Low thermal conductivity foam for outdoor conditions Source 27del.ru
There is also a coefficient with the number “25”; this is a higher quality insulation, used only for thermal insulation of walls on the outside of the house. It is also often used in attics or basements where an enhanced level of thermal insulation is required. Expanded polystyrene with this coefficient can be used to insulate interfloor ceilings and roof slopes in multi-storey apartment buildings and the private sector.
Foam plastics, which are labeled with the number “35,” have the lowest thermal conductivity value. They try to insulate buried foundations, runways, highways and other capital industrial structures with such materials. It is irrational to use such insulation boards for a home.
Classification of expanded polystyrene
According to the production method, this material is figuratively divided into 2 large classes, which have very different properties. The first is done at high temperature by sintering granules. The second involves mixing the pellets at very high temperatures with the future addition of a special blowing agent and removal from the extruder.
The first class is called pressless; it can be easily installed by eye. The material looks like balls interlocked together, somewhat similar to a beehive. We need to remember the polystyrene foam in which any household appliances (microwave, refrigerator) were supplied. The second class is called press, because the granules are connected to each other much more tightly. It is much harder to break or crumble. Accordingly, different brands are distinguished.
Other properties of the described insulation materials
Mineral wool insulation is not flammable. The fire resistance of these materials is determined not only by the properties of the material, but also by the conditions under which they are used.
The degree of fire resistance is greatly influenced by what materials the insulation is combined with. The method of arrangement of protective and covering layers also plays a role.

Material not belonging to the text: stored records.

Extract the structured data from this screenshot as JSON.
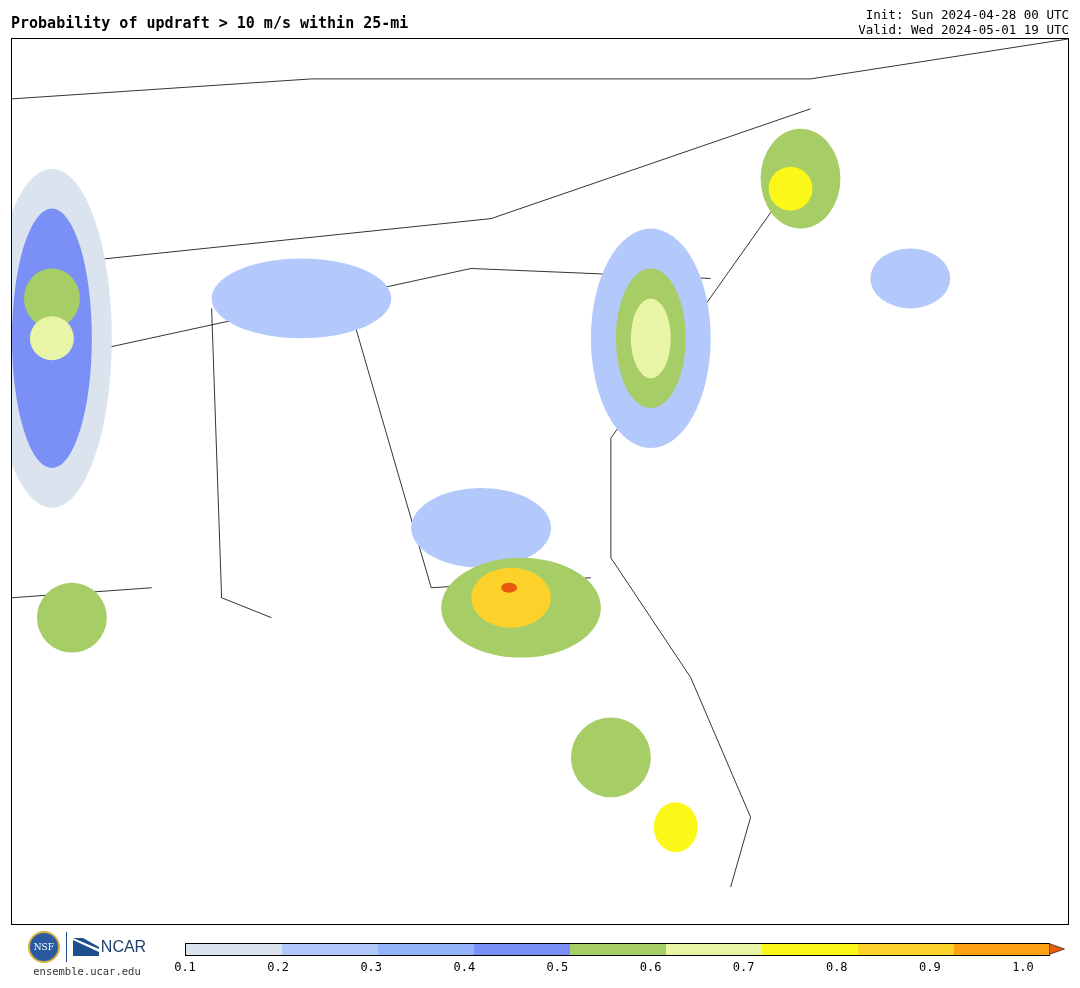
{
  "title": "Probability of updraft > 10 m/s within 25-mi",
  "init": "Init: Sun 2024-04-28 00 UTC",
  "valid": "Valid: Wed 2024-05-01 19 UTC",
  "logos": {
    "nsf": "NSF",
    "ncar": "NCAR",
    "site": "ensemble.ucar.edu"
  },
  "colorbar": {
    "segments": [
      {
        "color": "#dbe4ee"
      },
      {
        "color": "#b3c8fb"
      },
      {
        "color": "#93b4fa"
      },
      {
        "color": "#7a90f6"
      },
      {
        "color": "#a6cd66"
      },
      {
        "color": "#e8f5a6"
      },
      {
        "color": "#fbf719"
      },
      {
        "color": "#fcd12a"
      },
      {
        "color": "#fba113"
      }
    ],
    "extend": {
      "color": "#e85b0c"
    },
    "ticks": [
      "0.1",
      "0.2",
      "0.3",
      "0.4",
      "0.5",
      "0.6",
      "0.7",
      "0.8",
      "0.9",
      "1.0"
    ]
  }
}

As for expanded polystyrene, it is a self-extinguishing material. Therefore, walls decorated with it do not ignite so quickly. And if this does happen, the flame also spreads over their surface more slowly than in the case of other insulation materials.
Mineral wool is a non-flammable substance. Therefore, the flammability of surfaces lined with it, as well as the spread of flame along them, is minimal. Since the basis of this insulation – basalt – is a natural stone, mineral wool can withstand temperatures up to 1000 °C, and can resist the spread of fire for up to three hours.